We have found that interferon-1b treatment causes a beneficial and time-dependent effect on resistin concentration in RRMS patients. We are not aware of any studies on interferon treatment on resistin concentrations in RRMS patients. Only recently did any experimental study exist in which the stimulation of interferon alpha and beta lead to the decreased expression of leptin, adiponectin, and resistin in adipose tissue [36]. Adiponectin and leptin concentrations were not influenced by interferon treatment in our study. Batocchi et al. suggested that leptin may be a marker of MS activity and its response to therapy, because of a lowering effect interferon treatment has on leptin levels [20]. We have not found such an effect; however, the disability of our MS cohort measured with the EDSS was less severe compared to Batocchi’s group. Thus, the effect of interferon treatment on adipocytokines may depend on disease severity. This suggestion is supported by a report that showed no effect of interferon beta treatment on leptin levels in patients who had secondary progressive multiple sclerosis (SPMS), a beneficial influence on leptin concentrations was observed only in patients who did not have progression in disability [37]. Both interferon beta and glatiramer acetate did not show any effect on adiponectin concentration in our study and such an observation was also reported by Musabak et al. [19]. Moreover, we did not notice an effect of glatiramer acetate on leptin concentration. We have found a beneficial effect of glatiramer acetate on resistin concentration in our RRMS patients. To the best of our knowledge this is the first report on resistin level modification by glatiramer acetate. This finding may be of particular importance because resistin gene polymorphisms have been suggested to be involved in MS pathogenesis [16].
We did not detect a relationship between EDSS score, localization of demyelinating plaques on MRI scans, or HOMA-IR insulin resistance index and adipocytokine concentrations in RRMS patients treated with first-line immunomodulatory drugs. This can be explained by the low disability in our patients, reflected by their low EDSS scores. As a result, the effect of treatment can only be observed at the molecular level, and not with clinical measures. Similarly, in another study [19], the authors did not find a correlation between adiponectin concentration and EDSS score.

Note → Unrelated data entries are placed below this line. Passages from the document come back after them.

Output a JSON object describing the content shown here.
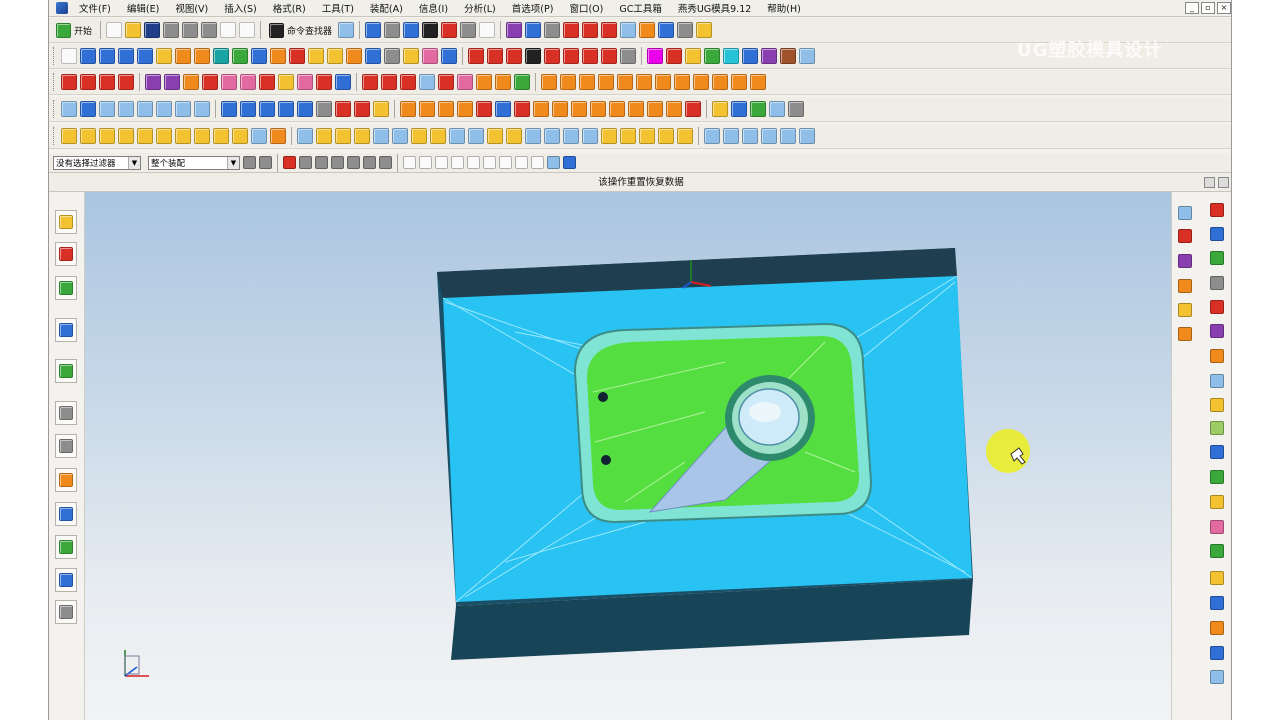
{
  "menubar": {
    "items": [
      "文件(F)",
      "编辑(E)",
      "视图(V)",
      "插入(S)",
      "格式(R)",
      "工具(T)",
      "装配(A)",
      "信息(I)",
      "分析(L)",
      "首选项(P)",
      "窗口(O)",
      "GC工具箱",
      "燕秀UG模具9.12",
      "帮助(H)"
    ],
    "window_controls": [
      "_",
      "▫",
      "×"
    ]
  },
  "toolbar": {
    "start_label": "开始",
    "command_finder_label": "命令查找器"
  },
  "selection_bar": {
    "filter_value": "没有选择过滤器",
    "scope_value": "整个装配"
  },
  "status": {
    "message": "该操作重置恢复数据"
  },
  "watermark": {
    "text": "UG塑胶模具设计"
  },
  "colors": {
    "mold_base": "#28c3f2",
    "mold_side": "#194e63",
    "insert_green": "#55de3f",
    "cursor_highlight": "#f0f000"
  }
}
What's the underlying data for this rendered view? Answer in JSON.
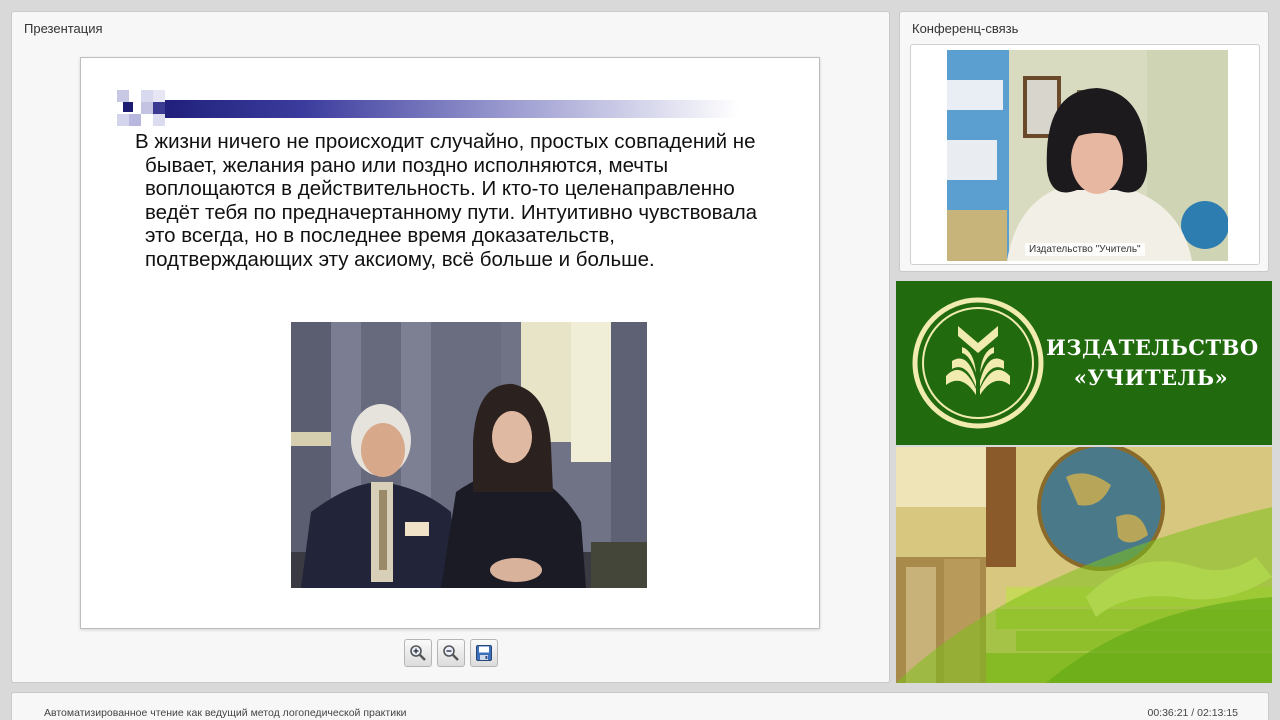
{
  "presentation": {
    "title": "Презентация",
    "slide": {
      "text": "В жизни ничего не происходит случайно, простых совпадений не бывает, желания  рано или поздно исполняются, мечты воплощаются в действительность. И кто-то целенаправленно ведёт тебя по предначертанному пути. Интуитивно чувствовала это всегда, но в последнее время доказательств, подтверждающих эту аксиому, всё больше и больше."
    },
    "toolbar": {
      "zoom_in": "zoom-in-icon",
      "zoom_out": "zoom-out-icon",
      "save": "save-icon"
    }
  },
  "conference": {
    "title": "Конференц-связь",
    "caption": "Издательство \"Учитель\""
  },
  "brand": {
    "name_line1": "ИЗДАТЕЛЬСТВО",
    "name_line2": "«УЧИТЕЛЬ»",
    "color": "#216a0e"
  },
  "footer": {
    "title": "Автоматизированное чтение как ведущий метод логопедической практики",
    "time": "00:36:21 / 02:13:15"
  }
}
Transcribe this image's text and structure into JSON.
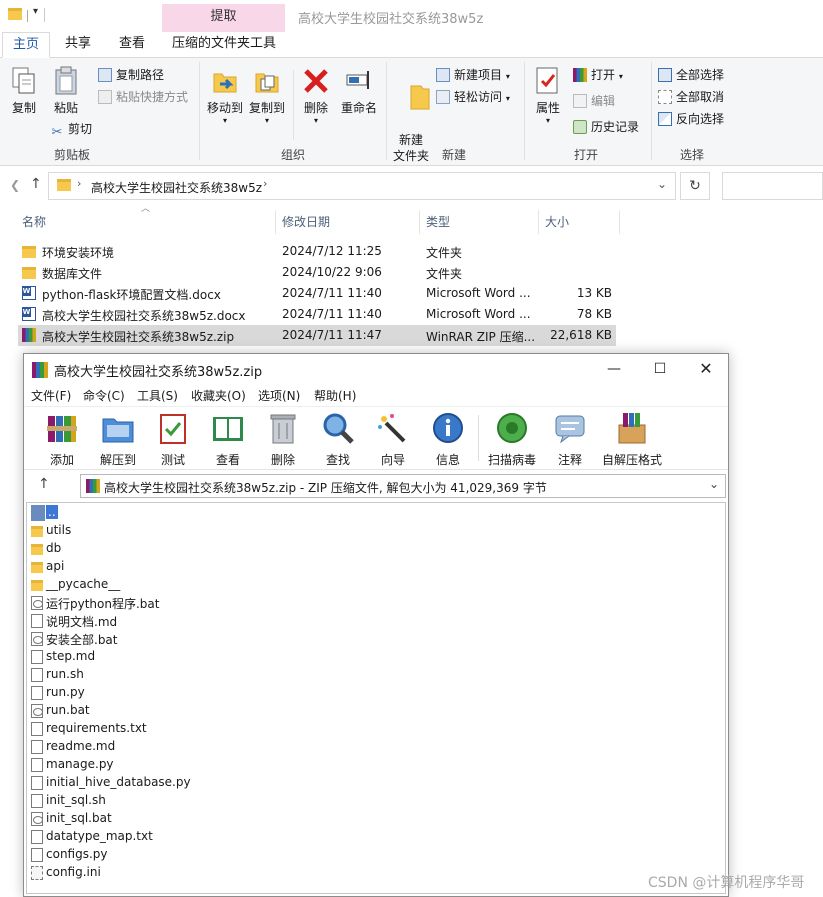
{
  "explorer": {
    "window_title": "高校大学生校园社交系统38w5z",
    "contextual_tab": "提取",
    "tabs": [
      "主页",
      "共享",
      "查看",
      "压缩的文件夹工具"
    ],
    "ribbon": {
      "clipboard": {
        "copy": "复制",
        "paste": "粘贴",
        "copy_path": "复制路径",
        "paste_shortcut": "粘贴快捷方式",
        "cut": "剪切",
        "label": "剪贴板"
      },
      "organize": {
        "move_to": "移动到",
        "copy_to": "复制到",
        "delete": "删除",
        "rename": "重命名",
        "label": "组织"
      },
      "new": {
        "new_folder": "新建\n文件夹",
        "new_item": "新建项目",
        "easy_access": "轻松访问",
        "label": "新建"
      },
      "open": {
        "properties": "属性",
        "open": "打开",
        "edit": "编辑",
        "history": "历史记录",
        "label": "打开"
      },
      "select": {
        "select_all": "全部选择",
        "select_none": "全部取消",
        "invert": "反向选择",
        "label": "选择"
      }
    },
    "address": {
      "path": "高校大学生校园社交系统38w5z"
    },
    "columns": {
      "name": "名称",
      "modified": "修改日期",
      "type": "类型",
      "size": "大小"
    },
    "files": [
      {
        "name": "环境安装环境",
        "modified": "2024/7/12 11:25",
        "type": "文件夹",
        "size": "",
        "icon": "folder"
      },
      {
        "name": "数据库文件",
        "modified": "2024/10/22 9:06",
        "type": "文件夹",
        "size": "",
        "icon": "folder"
      },
      {
        "name": "python-flask环境配置文档.docx",
        "modified": "2024/7/11 11:40",
        "type": "Microsoft Word ...",
        "size": "13 KB",
        "icon": "word"
      },
      {
        "name": "高校大学生校园社交系统38w5z.docx",
        "modified": "2024/7/11 11:40",
        "type": "Microsoft Word ...",
        "size": "78 KB",
        "icon": "word"
      },
      {
        "name": "高校大学生校园社交系统38w5z.zip",
        "modified": "2024/7/11 11:47",
        "type": "WinRAR ZIP 压缩...",
        "size": "22,618 KB",
        "icon": "rar"
      }
    ]
  },
  "winrar": {
    "title": "高校大学生校园社交系统38w5z.zip",
    "menu": [
      "文件(F)",
      "命令(C)",
      "工具(S)",
      "收藏夹(O)",
      "选项(N)",
      "帮助(H)"
    ],
    "tools": [
      "添加",
      "解压到",
      "测试",
      "查看",
      "删除",
      "查找",
      "向导",
      "信息",
      "扫描病毒",
      "注释",
      "自解压格式"
    ],
    "path_text": "高校大学生校园社交系统38w5z.zip - ZIP 压缩文件, 解包大小为 41,029,369 字节",
    "items": [
      {
        "name": "..",
        "icon": "up"
      },
      {
        "name": "utils",
        "icon": "folder"
      },
      {
        "name": "db",
        "icon": "folder"
      },
      {
        "name": "api",
        "icon": "folder"
      },
      {
        "name": "__pycache__",
        "icon": "folder"
      },
      {
        "name": "运行python程序.bat",
        "icon": "bat"
      },
      {
        "name": "说明文档.md",
        "icon": "file"
      },
      {
        "name": "安装全部.bat",
        "icon": "bat"
      },
      {
        "name": "step.md",
        "icon": "file"
      },
      {
        "name": "run.sh",
        "icon": "file"
      },
      {
        "name": "run.py",
        "icon": "file"
      },
      {
        "name": "run.bat",
        "icon": "bat"
      },
      {
        "name": "requirements.txt",
        "icon": "file"
      },
      {
        "name": "readme.md",
        "icon": "file"
      },
      {
        "name": "manage.py",
        "icon": "file"
      },
      {
        "name": "initial_hive_database.py",
        "icon": "file"
      },
      {
        "name": "init_sql.sh",
        "icon": "file"
      },
      {
        "name": "init_sql.bat",
        "icon": "bat"
      },
      {
        "name": "datatype_map.txt",
        "icon": "file"
      },
      {
        "name": "configs.py",
        "icon": "file"
      },
      {
        "name": "config.ini",
        "icon": "ini"
      }
    ]
  },
  "watermark": "CSDN @计算机程序华哥"
}
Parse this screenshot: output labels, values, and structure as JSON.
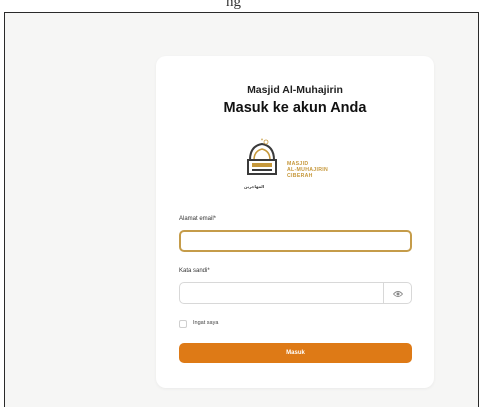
{
  "header_fragment": "ng",
  "site_name": "Masjid Al-Muhajirin",
  "heading": "Masuk ke akun Anda",
  "logo": {
    "name_lines": [
      "MASJID",
      "AL-MUHAJIRIN",
      "CIBERAH"
    ],
    "arabic_sub": "المهاجرين"
  },
  "form": {
    "email_label": "Alamat email*",
    "email_value": "",
    "password_label": "Kata sandi*",
    "password_value": "",
    "remember_label": "Ingat saya",
    "submit_label": "Masuk"
  },
  "colors": {
    "accent": "#de7a16",
    "focus_border": "#c59c4a",
    "logo_gold": "#c6983b"
  }
}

To conclude, we identified resistin as the most important adipocytokine to be associated with RRMS patients. Its concentrations are reduced by first line immunomodulatory treatment of RRMS, which produces a beneficial milieu of inflammatory and metabolic processes. On the other hand, the routine treatment of MS relapse with methylprednisolone induces harmful metabolic and inflammatory effect leading to an increase in leptin levels.